Alice in Wonderland

Though I really enjoyed watching the new Tim Burton version in 3D – despite some critical points one could add, but are out there anyway – it is so worth to look up and focus a bit on some older versions.
One amazing find has been made by the BFI – the British Film Institute – which has just recently published a restored version of an as early as 1903 shot Alice movie. It is free to be watched on youtube.

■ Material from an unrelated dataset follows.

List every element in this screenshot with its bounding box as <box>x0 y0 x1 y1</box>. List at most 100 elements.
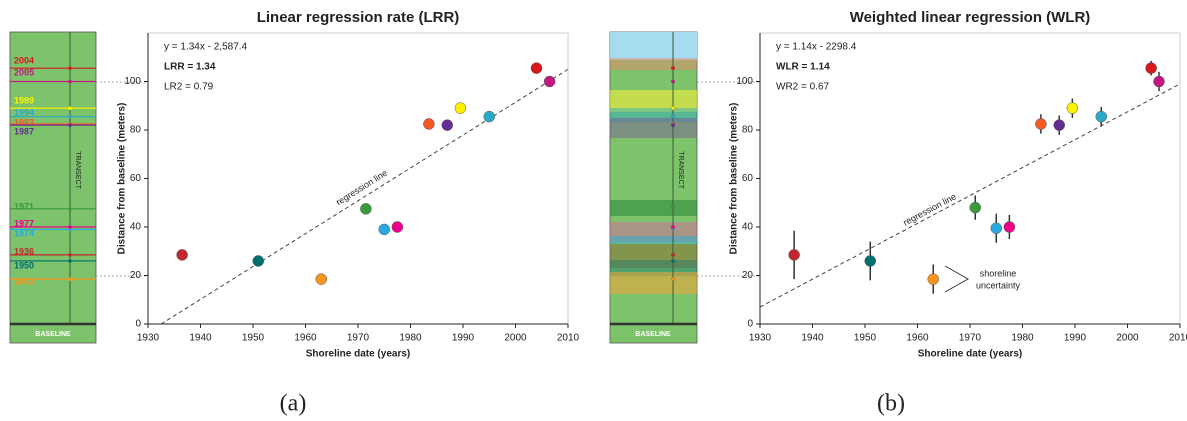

The first-ever film version of Lewis Carroll’s tale has recently been restored by the BFI National Archive from severely damaged materials. Made just 37 years after Lewis Carroll wrote his novel and eight years after the birth of cinema, the adaptation was directed by Cecil Hepworth and Percy Stow, and was based on Sir John Tenniel’s original illustrations. In an act that was to echo more than 100 years later, Hepworth cast his wife as the Red Queen, and he himself appears as the Frog Footman. Even the Cheshire cat is played by a family pet.
With a running time of just 12 minutes (8 of which survive), ‘Alice in Wonderland’ was the longest film produced in England at that time. Film archivists have been able to restore the film’s original colours for the first time in over 100 years.
watch the entire episode, which could be rescued here
Another great version has just been re-released as a new DVD version:
Alice in Wonderland, the haunting, nightmarish 1966 BBC Television version written and directed by Jonathan Miller, and starring Peter Sellers, Sir John Gielgud, Sir Michael Redgrave, Wilfrid Brambell, Peter Cook, Alan Bennett, John Bird, Leo McKern, and Anne-Marie Mallik as
Alice. Shot in pinpoint, ghostly black and white, with a dream-like editing schematic, actors dressed not in costumes but in period clothes, and a jarring, seductive, beautiful score by Ravi Shankar, this Alice in Wonderland is like no other version you’ll see of the Lewis Carroll classic.